Poster 3: "This is stupid... Henderson, Nevada didn't "produce" Cory Joseph, Avery Bradley, or Anthony Bennett... they're Canadian... honestly one of the stupidest things I've seen on the [site]..."

Poster 4: "I like all the canadians listed as being from american cities"

Poster 5: "Can't give the prep schools credit. It's the home cities. Baltimore should be on the list for it's 2010 class alone. Josh Shelby, will and Antonio Barton, cj fair, Jordan Latham, roscoe smith, davon usher, dylon Cormier. The list could continue."

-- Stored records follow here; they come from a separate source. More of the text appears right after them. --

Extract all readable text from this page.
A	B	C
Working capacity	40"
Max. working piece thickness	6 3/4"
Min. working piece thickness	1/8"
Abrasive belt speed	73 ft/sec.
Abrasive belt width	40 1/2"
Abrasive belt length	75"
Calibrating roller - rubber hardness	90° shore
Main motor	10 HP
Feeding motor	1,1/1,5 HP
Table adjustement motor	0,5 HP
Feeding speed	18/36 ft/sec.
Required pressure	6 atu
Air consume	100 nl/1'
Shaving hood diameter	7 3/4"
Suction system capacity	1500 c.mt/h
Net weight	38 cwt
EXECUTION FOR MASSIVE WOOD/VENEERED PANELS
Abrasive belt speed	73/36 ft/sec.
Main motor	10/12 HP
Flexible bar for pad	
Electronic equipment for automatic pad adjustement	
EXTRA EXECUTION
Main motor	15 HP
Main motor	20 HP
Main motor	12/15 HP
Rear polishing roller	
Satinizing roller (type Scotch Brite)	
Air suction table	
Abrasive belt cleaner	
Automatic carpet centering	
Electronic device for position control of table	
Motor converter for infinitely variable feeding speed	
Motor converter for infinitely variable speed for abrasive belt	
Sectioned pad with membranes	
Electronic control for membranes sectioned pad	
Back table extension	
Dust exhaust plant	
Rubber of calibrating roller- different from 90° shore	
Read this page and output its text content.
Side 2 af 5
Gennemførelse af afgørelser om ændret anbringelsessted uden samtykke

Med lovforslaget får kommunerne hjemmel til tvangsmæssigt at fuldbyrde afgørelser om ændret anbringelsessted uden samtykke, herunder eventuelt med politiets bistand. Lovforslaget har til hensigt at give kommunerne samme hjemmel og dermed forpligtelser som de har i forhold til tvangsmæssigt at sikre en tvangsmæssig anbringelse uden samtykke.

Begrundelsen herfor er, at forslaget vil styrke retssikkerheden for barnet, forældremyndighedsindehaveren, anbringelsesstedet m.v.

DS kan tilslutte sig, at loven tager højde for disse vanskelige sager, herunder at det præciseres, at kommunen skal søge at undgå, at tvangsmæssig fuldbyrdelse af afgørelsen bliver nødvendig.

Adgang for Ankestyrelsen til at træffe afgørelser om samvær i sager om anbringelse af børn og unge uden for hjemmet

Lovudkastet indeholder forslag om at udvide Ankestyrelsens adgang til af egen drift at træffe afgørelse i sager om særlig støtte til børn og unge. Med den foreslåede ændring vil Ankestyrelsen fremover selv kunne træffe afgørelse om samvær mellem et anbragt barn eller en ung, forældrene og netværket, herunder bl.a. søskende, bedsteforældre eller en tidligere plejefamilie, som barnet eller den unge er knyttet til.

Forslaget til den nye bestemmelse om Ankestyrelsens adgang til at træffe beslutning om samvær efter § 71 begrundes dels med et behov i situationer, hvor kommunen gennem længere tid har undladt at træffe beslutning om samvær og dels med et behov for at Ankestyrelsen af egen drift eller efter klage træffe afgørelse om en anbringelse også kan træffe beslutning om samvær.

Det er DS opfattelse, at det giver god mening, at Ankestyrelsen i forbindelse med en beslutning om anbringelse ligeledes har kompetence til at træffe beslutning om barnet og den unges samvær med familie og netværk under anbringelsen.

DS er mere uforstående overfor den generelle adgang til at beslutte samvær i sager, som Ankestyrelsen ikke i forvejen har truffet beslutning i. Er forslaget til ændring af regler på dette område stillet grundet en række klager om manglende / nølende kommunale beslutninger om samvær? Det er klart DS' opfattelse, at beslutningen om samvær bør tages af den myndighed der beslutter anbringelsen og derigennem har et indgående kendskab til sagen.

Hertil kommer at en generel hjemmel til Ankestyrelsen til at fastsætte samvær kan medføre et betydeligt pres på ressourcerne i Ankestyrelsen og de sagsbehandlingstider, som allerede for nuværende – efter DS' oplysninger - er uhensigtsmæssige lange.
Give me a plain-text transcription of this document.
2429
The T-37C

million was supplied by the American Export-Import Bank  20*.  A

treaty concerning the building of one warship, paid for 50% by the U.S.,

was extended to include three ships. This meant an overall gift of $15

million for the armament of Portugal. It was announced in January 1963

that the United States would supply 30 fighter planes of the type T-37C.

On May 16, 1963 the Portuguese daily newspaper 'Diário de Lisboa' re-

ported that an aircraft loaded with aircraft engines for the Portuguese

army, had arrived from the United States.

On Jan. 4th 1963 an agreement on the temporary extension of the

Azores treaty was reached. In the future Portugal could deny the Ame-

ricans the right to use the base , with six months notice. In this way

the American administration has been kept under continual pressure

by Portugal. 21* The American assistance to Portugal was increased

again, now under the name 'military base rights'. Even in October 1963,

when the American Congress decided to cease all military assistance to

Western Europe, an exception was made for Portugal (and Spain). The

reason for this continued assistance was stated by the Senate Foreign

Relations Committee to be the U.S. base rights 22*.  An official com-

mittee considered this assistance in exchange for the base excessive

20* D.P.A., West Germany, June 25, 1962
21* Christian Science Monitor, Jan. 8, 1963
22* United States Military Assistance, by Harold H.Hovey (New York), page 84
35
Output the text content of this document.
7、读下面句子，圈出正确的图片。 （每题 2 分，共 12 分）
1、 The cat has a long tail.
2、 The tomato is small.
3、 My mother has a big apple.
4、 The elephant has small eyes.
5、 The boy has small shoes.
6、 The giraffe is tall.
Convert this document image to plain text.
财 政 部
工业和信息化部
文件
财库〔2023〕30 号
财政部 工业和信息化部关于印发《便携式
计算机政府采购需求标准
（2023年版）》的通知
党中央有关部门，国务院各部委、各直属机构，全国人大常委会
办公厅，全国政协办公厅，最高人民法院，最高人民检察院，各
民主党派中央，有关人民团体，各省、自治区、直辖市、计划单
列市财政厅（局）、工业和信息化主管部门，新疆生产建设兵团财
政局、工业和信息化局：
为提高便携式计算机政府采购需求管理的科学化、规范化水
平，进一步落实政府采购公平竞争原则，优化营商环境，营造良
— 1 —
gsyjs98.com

Poster 6: "This list is stupid... You're not listing the city that produces the best players. You're simply ranking the prep schools that have the most talented players. Virtually none of the players on those prep school teams come from evenly remotely the same area, let alone the same city, that those schools are in. For instance many of the players who played for those prep schools are born and raised in cities like Philly so for philly not to be included in the list CITIES that produce the most college basketball talent is ludicrous."

Kerry Miller again:
"Lot of commotion about where players are actually from. As noted on the Criteria slide, data was based on recruiting info on 247sports.com which lists where each player played his final year of high school ball. I recognize that a player's hometown and the place where he played as a senior aren't always (or perhaps even usually) the same, but the intent of this article was to rank cities based on how likely you are to see college basketball stars before they get to college. For that purpose, the city on the high school diploma is more important than the city on the birth certificate."

Poster 7:
"The article loses integrity when you say a city "produced" talent, then list a player who has transferred to a higher echelon or more prestigious high school basketball program for their senior year...I understand the points you made in the above comment, however, when I clicked on the article I was expecting recognition for cities in which a player actually grew up and learned the game (although not sure how feasible that is from a research perspective) I'm from Minnesota and was surprised Minneapolis was not on the list (Tyus Jones, Royce White, Rashad Vaughn, Reid Travis, Trevor Mbakwe, Kris Humprhies- 2003, and many more highly touted recruits) Interesting article, but not what I was hoping for or expecting."

Kerry Miller once again:
"Even if it was feasible to know where every top 100 player was living on each and every one of his first 18 birthdays, where do you draw the line? Is it the city where he was born? The city where he played Saturday morning youth league ball? The city where he spent 30 hours a week at the YMCA embarrassing dudes three times his age? Yeah, it sucks that guys spent the first 16 years of their life in one city and then were classified as being "from" the city of the prep school that they played in, but there are going to be a lot of exceptions no matter how you present this data."

Poster 8:
"Then, as others have pointed out, don't write such a misleading article. Why didn't you make a hoops academy errrrr a prep academy list?As others have mentioned, some more research. You used 247 as your sole source? Did you study journalism, history or any other subject that requires you to get primary-source material? 247 is not primary source. Why didn't you just compile a list of links so that we could find this data ourselves in a few minutes. For you to reply that it's hard to "draw the line" is complete rubbish and laziness. A bit of critical thinking would tell one that the players' origins were where they spent the most time developing their craft. Not birthplace, not YMCA ball. Just admit that you mailed in the effort as far as doing the "research for this article"."